The move came after the WHO's independent emergency committee on the COVID crisis agreed during its 15th meeting on Thursday that the crisis no longer merited the organization's highest level of alert.

But, Tedros warned, the decision did not mean the danger was over, cautioning that the emergency status could be reinstated if the situation changes.

"The worst thing any country could do now is to use this news as a reason to let down its guard, to dismantle the systems it has built, or to send the message to its people that COVID-19 is nothing to worry about," he said.

The U.N. health agency first declared the so-called public health emergency of international concern (PHEIC) over the crisis on January 30, 2020.

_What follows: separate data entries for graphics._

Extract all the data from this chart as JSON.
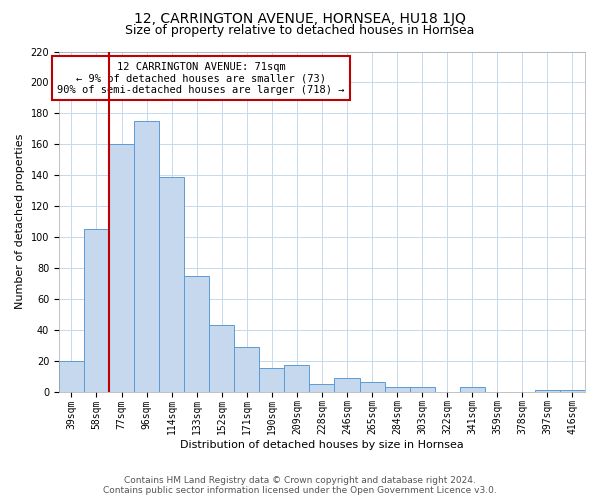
{
  "title": "12, CARRINGTON AVENUE, HORNSEA, HU18 1JQ",
  "subtitle": "Size of property relative to detached houses in Hornsea",
  "xlabel": "Distribution of detached houses by size in Hornsea",
  "ylabel": "Number of detached properties",
  "categories": [
    "39sqm",
    "58sqm",
    "77sqm",
    "96sqm",
    "114sqm",
    "133sqm",
    "152sqm",
    "171sqm",
    "190sqm",
    "209sqm",
    "228sqm",
    "246sqm",
    "265sqm",
    "284sqm",
    "303sqm",
    "322sqm",
    "341sqm",
    "359sqm",
    "378sqm",
    "397sqm",
    "416sqm"
  ],
  "values": [
    20,
    105,
    160,
    175,
    139,
    75,
    43,
    29,
    15,
    17,
    5,
    9,
    6,
    3,
    3,
    0,
    3,
    0,
    0,
    1,
    1
  ],
  "bar_color": "#c5d8ed",
  "bar_edge_color": "#5b9bd5",
  "highlight_bar_index": 2,
  "vline_color": "#c00000",
  "annotation_text": "12 CARRINGTON AVENUE: 71sqm\n← 9% of detached houses are smaller (73)\n90% of semi-detached houses are larger (718) →",
  "annotation_box_edge_color": "#c00000",
  "annotation_box_face_color": "#ffffff",
  "ylim": [
    0,
    220
  ],
  "yticks": [
    0,
    20,
    40,
    60,
    80,
    100,
    120,
    140,
    160,
    180,
    200,
    220
  ],
  "footer_line1": "Contains HM Land Registry data © Crown copyright and database right 2024.",
  "footer_line2": "Contains public sector information licensed under the Open Government Licence v3.0.",
  "background_color": "#ffffff",
  "grid_color": "#c5d8ed",
  "title_fontsize": 10,
  "subtitle_fontsize": 9,
  "axis_label_fontsize": 8,
  "tick_fontsize": 7,
  "annotation_fontsize": 7.5,
  "footer_fontsize": 6.5
}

But it was only after Tedros described the worsening COVID situation as a pandemic on March 11, 2020, that many countries woke up to the danger.

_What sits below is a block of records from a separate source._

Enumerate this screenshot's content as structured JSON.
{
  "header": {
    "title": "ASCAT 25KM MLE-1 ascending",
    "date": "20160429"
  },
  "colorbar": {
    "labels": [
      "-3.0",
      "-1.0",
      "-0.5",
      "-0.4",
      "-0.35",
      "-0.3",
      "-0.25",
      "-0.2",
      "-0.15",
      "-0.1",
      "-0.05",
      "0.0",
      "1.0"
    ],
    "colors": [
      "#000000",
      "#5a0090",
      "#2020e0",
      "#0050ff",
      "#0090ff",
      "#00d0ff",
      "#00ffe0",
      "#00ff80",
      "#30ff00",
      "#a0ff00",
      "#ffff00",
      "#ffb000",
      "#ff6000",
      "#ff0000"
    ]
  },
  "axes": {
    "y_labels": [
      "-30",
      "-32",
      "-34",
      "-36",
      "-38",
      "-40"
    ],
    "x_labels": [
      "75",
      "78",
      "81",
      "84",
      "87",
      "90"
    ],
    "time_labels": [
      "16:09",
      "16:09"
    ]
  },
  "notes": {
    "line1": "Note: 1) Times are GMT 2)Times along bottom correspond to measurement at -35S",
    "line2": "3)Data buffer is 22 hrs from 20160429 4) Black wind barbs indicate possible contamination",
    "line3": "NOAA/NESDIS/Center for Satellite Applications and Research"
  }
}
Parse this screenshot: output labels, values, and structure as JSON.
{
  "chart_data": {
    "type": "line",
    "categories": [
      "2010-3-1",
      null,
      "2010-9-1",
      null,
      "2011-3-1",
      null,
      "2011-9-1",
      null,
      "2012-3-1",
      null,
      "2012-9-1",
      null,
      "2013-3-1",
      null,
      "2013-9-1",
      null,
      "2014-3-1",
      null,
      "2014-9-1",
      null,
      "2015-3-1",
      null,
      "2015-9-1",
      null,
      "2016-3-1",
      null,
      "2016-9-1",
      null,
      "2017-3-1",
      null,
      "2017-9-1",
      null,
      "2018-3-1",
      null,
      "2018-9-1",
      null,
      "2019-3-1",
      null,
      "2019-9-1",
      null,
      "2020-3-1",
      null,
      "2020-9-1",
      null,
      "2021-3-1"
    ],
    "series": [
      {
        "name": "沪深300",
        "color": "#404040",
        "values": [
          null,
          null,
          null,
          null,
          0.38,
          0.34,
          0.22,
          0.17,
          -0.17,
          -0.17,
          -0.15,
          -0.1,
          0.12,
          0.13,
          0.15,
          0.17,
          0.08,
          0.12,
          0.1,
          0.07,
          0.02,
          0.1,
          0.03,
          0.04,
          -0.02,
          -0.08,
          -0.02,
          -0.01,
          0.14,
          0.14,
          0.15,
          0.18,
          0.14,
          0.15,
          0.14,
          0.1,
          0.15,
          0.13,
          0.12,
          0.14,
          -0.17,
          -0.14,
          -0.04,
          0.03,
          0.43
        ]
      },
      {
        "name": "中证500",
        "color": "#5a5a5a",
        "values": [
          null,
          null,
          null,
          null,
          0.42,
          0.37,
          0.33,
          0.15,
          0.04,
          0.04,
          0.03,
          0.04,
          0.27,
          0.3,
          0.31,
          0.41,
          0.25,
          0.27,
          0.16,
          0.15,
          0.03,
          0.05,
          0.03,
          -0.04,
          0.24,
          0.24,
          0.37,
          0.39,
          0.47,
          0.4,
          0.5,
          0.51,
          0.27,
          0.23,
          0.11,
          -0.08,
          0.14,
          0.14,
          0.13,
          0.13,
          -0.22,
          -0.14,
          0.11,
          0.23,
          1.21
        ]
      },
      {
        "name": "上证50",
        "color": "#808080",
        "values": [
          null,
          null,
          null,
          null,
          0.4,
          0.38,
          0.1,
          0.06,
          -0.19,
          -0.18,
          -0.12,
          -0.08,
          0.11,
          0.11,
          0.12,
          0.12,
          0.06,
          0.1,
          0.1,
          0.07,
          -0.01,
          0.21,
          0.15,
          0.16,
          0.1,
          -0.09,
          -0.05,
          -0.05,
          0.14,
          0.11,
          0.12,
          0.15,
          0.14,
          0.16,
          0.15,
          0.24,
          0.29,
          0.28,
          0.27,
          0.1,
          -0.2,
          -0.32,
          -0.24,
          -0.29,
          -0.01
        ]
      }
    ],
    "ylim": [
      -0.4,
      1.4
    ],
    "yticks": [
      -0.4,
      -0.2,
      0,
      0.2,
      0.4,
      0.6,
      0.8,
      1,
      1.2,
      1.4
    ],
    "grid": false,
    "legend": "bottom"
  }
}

The WHO said last week that COVID deaths globally had plunged 95 percent since January, but the disease still killed 16,000 people worldwide last month alone.

Despite the lingering danger, the pandemic has faded from mind in many if not most countries.

Tedros warned Thursday that testing and tracing efforts have "declined significantly around the world, making it more difficult to track known variants and detect new ones".

Vaccines, which were developed at record speed and began being rolled out by late 2020, remain effective at preventing severe disease and death, despite the parade of new and more infectious Covid variants that have appeared.

But while indisputably a towering scientific feat, the vaccines also laid bare greed and gaping inequities, as wealthy countries horded the jabs, as poorer countries were left struggling for months to get hold of a single dose.

The pandemic also exposed staggering inequality in access to healthcare and services, from the long lines of Brazilians waiting to fill oxygen canisters for loved ones gasping for air, to the funeral pyres that crammed New Delhi's sidewalks and car parks as the bodies piled up in early 2021.

Even today, the emergence of new variants threatens to reignite the emergency.

Tedros has also warned of the ongoing impact of Long COVID, which provokes a long line of often severe and debilitating symptoms that can drag on for months or years.

This condition has been estimated to impact one in 10 people who contract COVID, suggesting that hundreds of millions of people could need longer-term care, he cautioned.

The world is currently striving to put in place measures to help avert future global health catastrophes.

But those efforts are being hampered by heated debate around the origins of the pandemic.

The virus was first detected in late 2019 in Wuhan China, but it remains unclear how and where it first began spreading among humans.

The issue, which has been heavily politicized, has proved divisive for the scientific community, which are split between a theory that the virus jumped naturally to humans from animals and one maintaining that the virus likely leaked from a Wuhan laboratory- a claim China has angrily denied.

Beijing stands accused of obstruction and has ignored repeated WHO requests for more access and information to help solve the mystery.